Il souleva le jeune homme et nota les blessures et le sang qui le recouvraient. Il se figea de douleur.
« Il est vivant, général Kenryū, » fit une voix sur le côté.
L'homme se tourna lentement et aperçut le Second Prince assis contre un arbre, couvert de sang lui aussi. Son frère était à côté de lui, inconscient. Les yeux saphir du général s'écarquillèrent aussitôt.
« Le Premier Prince…
– Vivant lui aussi, ainsi que le Fieur Manoru. Mais tous les autres… »
Les yeux dorés s'assombrirent.
Pendant ce temps, les gardes avaient établi un cercle défensif autour de la clairière. Ils s'approchèrent de la fissure avec circonspection, sans se risquer à entrer pour le moment. Vingt d'entre eux se placèrent près des princes, rejoints par un médecin.
« Que s'est-il passé, votre Altesse ? s'enquit Kenryū.
– Nous avons été attaqués par des vampires. »
Un grand silence se fit et tous les regards se posèrent sur l'adolescent. Kenryū le fixa avec une pointe d'incrédulité.
« Des… des Abominations ? Vous êtes sûr ?
– Je les ai vus d'assez près, répondit Haruni avec un sourire amer.
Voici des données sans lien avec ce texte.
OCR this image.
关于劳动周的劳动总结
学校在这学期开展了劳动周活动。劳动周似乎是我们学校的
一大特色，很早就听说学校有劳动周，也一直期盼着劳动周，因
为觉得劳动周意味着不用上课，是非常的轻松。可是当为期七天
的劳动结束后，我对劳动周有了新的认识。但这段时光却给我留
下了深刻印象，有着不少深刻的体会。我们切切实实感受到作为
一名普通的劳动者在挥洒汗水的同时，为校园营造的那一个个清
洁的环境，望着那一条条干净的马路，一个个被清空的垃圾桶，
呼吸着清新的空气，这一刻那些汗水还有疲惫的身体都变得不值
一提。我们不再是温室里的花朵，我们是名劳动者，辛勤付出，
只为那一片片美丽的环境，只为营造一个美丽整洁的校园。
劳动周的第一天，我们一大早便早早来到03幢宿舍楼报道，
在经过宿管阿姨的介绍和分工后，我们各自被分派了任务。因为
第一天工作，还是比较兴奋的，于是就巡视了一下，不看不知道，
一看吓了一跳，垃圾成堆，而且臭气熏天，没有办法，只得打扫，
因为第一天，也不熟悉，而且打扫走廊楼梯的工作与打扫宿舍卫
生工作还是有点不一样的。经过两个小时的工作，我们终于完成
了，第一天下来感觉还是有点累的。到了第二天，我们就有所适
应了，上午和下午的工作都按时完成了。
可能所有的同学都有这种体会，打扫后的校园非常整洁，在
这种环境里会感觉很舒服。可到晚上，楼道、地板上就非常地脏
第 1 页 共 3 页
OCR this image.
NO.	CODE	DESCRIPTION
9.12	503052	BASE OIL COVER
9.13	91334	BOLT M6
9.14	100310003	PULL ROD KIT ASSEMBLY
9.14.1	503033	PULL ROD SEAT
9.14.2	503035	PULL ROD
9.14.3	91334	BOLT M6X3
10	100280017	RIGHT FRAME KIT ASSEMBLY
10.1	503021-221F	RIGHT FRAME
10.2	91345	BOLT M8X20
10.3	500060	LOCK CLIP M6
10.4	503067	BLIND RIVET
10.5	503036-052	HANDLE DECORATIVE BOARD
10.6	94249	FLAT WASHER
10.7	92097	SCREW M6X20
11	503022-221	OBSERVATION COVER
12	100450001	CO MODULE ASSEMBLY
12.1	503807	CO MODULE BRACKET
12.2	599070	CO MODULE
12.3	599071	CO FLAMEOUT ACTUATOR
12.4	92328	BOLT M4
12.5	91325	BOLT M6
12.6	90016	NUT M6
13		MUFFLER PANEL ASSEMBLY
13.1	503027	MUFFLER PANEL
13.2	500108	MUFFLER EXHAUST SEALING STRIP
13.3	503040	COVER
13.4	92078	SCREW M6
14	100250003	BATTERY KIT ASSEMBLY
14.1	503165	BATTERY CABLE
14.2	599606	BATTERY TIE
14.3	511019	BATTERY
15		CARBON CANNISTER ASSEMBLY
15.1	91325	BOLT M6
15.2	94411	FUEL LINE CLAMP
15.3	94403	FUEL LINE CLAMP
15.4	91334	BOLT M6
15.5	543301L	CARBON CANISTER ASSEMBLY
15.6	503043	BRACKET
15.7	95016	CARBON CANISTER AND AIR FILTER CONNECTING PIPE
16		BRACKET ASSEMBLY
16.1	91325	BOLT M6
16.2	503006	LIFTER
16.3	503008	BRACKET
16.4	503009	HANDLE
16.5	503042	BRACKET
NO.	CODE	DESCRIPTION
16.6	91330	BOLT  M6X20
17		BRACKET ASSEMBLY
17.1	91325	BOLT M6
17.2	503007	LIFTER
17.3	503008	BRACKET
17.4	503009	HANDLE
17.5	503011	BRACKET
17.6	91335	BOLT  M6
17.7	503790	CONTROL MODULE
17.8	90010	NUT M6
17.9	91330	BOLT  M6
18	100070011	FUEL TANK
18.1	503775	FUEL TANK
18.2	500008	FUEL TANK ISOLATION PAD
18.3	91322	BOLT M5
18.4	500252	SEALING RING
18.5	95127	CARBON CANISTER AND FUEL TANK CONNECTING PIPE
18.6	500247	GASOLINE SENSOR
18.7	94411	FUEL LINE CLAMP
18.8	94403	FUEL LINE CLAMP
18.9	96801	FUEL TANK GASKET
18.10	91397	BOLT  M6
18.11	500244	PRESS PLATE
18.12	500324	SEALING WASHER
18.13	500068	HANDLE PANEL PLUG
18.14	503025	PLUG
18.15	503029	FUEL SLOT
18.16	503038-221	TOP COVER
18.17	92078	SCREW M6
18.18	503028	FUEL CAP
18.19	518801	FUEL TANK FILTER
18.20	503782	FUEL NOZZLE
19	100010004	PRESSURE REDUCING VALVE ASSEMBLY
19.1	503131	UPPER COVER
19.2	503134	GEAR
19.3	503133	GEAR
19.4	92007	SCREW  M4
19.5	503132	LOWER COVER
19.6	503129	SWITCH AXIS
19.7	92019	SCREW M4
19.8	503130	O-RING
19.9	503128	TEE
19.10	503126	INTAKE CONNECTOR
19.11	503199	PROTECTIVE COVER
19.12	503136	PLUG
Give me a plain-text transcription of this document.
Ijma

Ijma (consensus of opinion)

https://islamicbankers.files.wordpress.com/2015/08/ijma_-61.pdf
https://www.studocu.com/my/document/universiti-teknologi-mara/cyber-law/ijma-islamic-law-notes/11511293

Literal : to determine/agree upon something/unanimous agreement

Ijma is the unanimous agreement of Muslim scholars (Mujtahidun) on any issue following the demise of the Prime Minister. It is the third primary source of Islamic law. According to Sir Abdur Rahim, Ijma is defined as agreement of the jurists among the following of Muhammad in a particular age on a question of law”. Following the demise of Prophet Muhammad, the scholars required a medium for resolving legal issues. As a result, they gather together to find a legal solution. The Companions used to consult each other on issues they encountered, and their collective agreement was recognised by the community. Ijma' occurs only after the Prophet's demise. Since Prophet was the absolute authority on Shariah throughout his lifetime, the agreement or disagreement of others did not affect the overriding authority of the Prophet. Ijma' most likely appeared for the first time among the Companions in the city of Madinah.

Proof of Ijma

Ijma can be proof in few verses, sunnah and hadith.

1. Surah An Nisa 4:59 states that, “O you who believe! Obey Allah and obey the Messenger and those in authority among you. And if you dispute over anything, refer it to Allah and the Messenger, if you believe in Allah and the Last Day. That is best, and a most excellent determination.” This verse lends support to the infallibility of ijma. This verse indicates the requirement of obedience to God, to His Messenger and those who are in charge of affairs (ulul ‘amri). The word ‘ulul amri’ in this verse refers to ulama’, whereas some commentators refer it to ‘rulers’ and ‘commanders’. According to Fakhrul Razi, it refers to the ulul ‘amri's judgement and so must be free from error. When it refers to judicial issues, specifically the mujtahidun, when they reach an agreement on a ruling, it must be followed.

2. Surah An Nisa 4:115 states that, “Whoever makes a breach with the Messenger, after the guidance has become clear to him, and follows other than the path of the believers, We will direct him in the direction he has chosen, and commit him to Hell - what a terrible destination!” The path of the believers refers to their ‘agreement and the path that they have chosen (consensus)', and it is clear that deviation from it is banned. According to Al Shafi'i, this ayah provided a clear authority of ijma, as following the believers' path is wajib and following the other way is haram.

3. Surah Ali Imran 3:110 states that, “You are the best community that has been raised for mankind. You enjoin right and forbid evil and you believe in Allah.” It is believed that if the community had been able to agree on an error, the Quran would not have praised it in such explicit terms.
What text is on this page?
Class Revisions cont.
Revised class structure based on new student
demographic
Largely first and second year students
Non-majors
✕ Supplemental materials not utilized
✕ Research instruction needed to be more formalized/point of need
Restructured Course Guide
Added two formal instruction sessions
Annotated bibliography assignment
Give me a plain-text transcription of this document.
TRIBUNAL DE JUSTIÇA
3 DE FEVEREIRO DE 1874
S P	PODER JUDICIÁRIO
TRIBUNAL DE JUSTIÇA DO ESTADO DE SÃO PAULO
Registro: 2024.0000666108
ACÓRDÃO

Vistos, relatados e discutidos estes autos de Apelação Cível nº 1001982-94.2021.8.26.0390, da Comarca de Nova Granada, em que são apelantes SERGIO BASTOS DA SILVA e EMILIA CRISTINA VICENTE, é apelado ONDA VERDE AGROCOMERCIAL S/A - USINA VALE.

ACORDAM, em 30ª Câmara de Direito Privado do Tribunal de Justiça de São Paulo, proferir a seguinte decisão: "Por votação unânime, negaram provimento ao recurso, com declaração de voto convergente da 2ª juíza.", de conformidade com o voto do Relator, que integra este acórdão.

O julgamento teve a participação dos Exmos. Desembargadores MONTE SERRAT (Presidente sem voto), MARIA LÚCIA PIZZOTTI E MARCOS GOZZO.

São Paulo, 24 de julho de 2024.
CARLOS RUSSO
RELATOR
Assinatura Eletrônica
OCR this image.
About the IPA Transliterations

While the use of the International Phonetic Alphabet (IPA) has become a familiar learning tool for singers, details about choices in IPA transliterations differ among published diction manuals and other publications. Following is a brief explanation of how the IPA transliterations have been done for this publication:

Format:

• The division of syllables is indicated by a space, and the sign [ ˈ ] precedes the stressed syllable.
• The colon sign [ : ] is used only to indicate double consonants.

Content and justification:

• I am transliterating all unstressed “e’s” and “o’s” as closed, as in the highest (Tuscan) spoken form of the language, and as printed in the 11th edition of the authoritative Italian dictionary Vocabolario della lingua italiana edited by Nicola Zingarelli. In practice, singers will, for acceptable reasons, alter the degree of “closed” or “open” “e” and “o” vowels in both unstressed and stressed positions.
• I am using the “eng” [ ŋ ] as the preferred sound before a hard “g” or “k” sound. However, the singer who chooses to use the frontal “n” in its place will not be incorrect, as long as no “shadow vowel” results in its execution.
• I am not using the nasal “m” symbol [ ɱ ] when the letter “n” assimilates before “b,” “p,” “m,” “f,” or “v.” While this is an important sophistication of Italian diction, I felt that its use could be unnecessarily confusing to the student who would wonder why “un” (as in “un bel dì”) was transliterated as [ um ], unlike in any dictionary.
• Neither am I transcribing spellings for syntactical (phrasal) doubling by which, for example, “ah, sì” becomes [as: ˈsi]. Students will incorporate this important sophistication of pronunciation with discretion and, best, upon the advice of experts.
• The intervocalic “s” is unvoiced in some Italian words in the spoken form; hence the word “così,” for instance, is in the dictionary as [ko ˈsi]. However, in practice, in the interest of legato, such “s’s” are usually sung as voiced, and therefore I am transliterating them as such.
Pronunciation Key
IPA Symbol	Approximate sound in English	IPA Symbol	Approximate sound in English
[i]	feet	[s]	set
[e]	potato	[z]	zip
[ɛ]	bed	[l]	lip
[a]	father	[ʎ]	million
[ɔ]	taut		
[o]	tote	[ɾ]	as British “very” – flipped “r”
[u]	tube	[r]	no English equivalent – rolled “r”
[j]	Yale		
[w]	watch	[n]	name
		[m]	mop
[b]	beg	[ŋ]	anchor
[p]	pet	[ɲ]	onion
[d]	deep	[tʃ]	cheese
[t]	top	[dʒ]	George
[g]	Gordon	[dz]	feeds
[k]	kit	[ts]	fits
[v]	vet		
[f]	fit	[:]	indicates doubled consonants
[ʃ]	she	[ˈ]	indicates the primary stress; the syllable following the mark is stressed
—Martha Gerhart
Vous n'avez pas vu leurs corps plus haut, près de la falaise ? »
Kenryū fronça les sourcils et jeta un coup d'œil aux gardes qui avaient examiné les cadavres dans la première clairière.
« Nous avons juste fait un examen sommaire, mon général, répondit l'un des gardes. Nous n'avons rien vu de particulier, hormis l'état affreux des corps. »
Cela n'étonna pas Haruni. La majorité des vampires morts durant la première attaque n'avait pas encore goûté au premier sang, donc rien ne les distinguait d'humains ordinaires. De plus, les gardes n'avaient pas dû s'attarder sur les corps décapités.
Œuvre originale écrite par Karura Oh. Lisez sur mon site http://karuraoh.free.fr. Si vous la voyez sur un autre site, c'est qu'ils ont volé mon histoire !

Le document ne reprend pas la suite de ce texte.